Pros and Cons of being a Real Estate Agent

Would you like a career with a stable and steady income, guaranteed days off and a five-day workweek? Then being a real estate agent is NOT the job for you. Real estate is an unpredictable industry where the stakes are high. You’re responsible for the biggest transaction of someone’s life, so there is a lot of pressure not to screw up. On the flip side, there’s nothing more rewarding than helping someone find their dream home, especially in a competitive housing market. If you’re thinking about becoming a real estate agent, consider the following:

You’re your own boss

Pro: You have control over your own hours and the freedom of time and movement. You’re not chained to a desk all day and there’s no time card to punch. It can feel very liberating. I tend to work from home, which gives me more time to spend with my family.

Con: You’re working when everyone else is off. Most of your customers have 9-to-5 jobs, so they’ll likely sign a contract or do a walkthrough in the evening. And don’t forget those weekend open house tours. Planning a Saturday brunch with your friend? Forget it. Your new bestie is your client, especially on the weekends.

You’re the expert

Pro: As a real estate agent you know the ins and outs of your community. You can recite neighborhood comps in your sleep. You know what areas have the highest-ranking schools. And you have more specific knowledge, like whether that newly listed bungalow is in a flood plain, which would require costlier insurance. Your clients can rely on you to be their trusted advisor because you’re the expert.

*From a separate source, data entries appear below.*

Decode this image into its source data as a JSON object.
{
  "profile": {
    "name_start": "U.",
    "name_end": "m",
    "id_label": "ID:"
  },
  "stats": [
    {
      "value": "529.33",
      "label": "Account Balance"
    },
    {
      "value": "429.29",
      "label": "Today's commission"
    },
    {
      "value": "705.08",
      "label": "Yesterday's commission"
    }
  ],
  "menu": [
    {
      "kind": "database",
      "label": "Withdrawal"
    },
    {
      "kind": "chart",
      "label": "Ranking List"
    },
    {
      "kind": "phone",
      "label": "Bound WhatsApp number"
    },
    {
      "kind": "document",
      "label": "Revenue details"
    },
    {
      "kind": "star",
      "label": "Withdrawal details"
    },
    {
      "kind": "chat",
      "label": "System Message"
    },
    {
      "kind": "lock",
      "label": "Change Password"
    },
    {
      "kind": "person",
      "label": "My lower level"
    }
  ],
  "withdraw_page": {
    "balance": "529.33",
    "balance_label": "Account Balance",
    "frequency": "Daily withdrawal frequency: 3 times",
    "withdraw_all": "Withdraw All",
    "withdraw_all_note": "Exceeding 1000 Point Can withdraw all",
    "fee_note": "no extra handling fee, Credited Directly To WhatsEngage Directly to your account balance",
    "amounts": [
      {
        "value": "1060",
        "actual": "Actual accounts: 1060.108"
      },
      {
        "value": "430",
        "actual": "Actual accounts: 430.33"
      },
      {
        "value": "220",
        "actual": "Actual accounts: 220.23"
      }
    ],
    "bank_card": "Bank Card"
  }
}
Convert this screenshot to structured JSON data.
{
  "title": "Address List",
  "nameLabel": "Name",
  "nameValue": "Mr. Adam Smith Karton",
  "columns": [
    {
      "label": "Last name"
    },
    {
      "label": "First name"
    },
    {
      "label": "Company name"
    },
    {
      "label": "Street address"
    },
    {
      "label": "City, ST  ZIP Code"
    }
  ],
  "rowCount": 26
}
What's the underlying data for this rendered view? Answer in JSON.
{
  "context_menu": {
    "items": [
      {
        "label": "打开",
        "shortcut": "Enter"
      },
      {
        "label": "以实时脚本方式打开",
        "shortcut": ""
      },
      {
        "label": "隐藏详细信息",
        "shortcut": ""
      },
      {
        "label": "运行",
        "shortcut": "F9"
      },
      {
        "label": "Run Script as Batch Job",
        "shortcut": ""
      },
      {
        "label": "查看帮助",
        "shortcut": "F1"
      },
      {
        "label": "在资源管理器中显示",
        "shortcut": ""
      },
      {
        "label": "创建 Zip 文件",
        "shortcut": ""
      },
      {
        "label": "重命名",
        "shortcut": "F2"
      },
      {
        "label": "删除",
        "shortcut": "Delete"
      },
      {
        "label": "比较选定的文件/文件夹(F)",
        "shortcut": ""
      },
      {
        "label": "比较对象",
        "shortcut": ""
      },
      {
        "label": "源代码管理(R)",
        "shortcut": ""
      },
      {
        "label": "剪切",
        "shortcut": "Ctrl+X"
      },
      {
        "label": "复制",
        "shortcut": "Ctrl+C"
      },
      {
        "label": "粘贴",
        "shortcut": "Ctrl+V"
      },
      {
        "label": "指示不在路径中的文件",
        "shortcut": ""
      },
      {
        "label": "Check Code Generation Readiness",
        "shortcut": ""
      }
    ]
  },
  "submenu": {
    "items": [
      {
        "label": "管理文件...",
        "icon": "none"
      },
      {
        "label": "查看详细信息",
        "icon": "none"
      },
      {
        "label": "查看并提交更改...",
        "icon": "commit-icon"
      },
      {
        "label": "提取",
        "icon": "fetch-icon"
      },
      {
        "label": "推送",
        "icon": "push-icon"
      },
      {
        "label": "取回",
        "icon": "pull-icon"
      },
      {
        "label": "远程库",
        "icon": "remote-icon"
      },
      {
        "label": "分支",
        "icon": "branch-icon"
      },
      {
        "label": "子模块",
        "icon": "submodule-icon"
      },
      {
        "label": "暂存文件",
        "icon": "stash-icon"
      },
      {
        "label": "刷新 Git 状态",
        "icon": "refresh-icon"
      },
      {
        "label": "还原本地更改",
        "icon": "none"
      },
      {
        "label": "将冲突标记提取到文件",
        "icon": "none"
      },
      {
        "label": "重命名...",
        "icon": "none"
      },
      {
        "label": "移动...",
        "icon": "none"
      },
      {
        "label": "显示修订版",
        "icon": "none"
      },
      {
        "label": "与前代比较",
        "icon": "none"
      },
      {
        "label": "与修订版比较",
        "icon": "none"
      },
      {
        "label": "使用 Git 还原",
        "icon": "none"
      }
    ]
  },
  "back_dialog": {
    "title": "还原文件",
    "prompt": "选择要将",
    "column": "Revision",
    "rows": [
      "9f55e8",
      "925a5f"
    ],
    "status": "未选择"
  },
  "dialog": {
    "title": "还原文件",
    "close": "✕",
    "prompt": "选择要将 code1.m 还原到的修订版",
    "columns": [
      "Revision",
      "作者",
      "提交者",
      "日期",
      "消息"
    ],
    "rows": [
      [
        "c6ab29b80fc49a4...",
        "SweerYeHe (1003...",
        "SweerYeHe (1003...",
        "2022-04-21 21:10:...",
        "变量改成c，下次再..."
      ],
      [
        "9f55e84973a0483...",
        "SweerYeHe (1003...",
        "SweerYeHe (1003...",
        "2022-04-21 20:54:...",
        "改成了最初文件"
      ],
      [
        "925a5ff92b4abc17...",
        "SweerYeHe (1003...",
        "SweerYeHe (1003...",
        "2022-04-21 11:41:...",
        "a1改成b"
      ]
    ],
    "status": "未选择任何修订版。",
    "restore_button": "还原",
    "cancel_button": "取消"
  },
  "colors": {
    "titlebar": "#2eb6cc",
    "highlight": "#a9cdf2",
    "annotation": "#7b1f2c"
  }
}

Con: You’re being trusted with someone’s life savings. The stakes are high and even a small error can cost your client thousands of dollars. For example, if you put an offer on a home and then miss a deadline for an inspection contingency, your client could be contractually obliged to buy the house or lose their earnest money if they decide to walk away.

You wear a lot of hats

Pro: As an agent, you’re asked to do a lot of things that may fall outside your purview. You’re an educator, a counselor, a babysitter, a financial advisor and a life coach. Real estate purchases and sales are often prompted by life changes, such as marriage or divorce. Buying or selling a home is an emotional experience, so it’s your job to counsel your clients and guide them in the right direction. The job requires a personality that is flexible and adaptable to the needs of the customer. As an agent, you gain life skills, such as multitasking and learning how to work with different personality types. And there’s nothing more rewarding than helping someone finally find the home they’ve always wanted.

Con: You put out a lot of fires. Problems come up at the last minute, and you have to think and act quickly. The day before a closing, my colleague took his customers for a final walkthrough on their new home only to find water gushing down the hardwood stairs. (Apparently a plumber had left the water running.) When last-minute issues come up, your clients may panic. But you can’t panic, too. You have to be the stable presence that allays their fears and solves problems. Real estate is a stressful business, so if you can’t solve problems — without having a meltdown of your own — then it’s probably not the right job for you.

Real estate is dynamic

Pro: When the market is booming, all is great in the world. Real estate feels like the best job ever. You may be so flush with cash that you’re finding $100 bills in old jacket pockets. You’re busy and not worried about where the next lead is coming from.

Con: The employment outlook, the stock market and the time of year all impact the housing market. During the slow season, the job starts to feel like a grind. Agents are all scrambling for the same clients and the competition is cutthroat. The job requires someone who can adapt quickly to a changing market.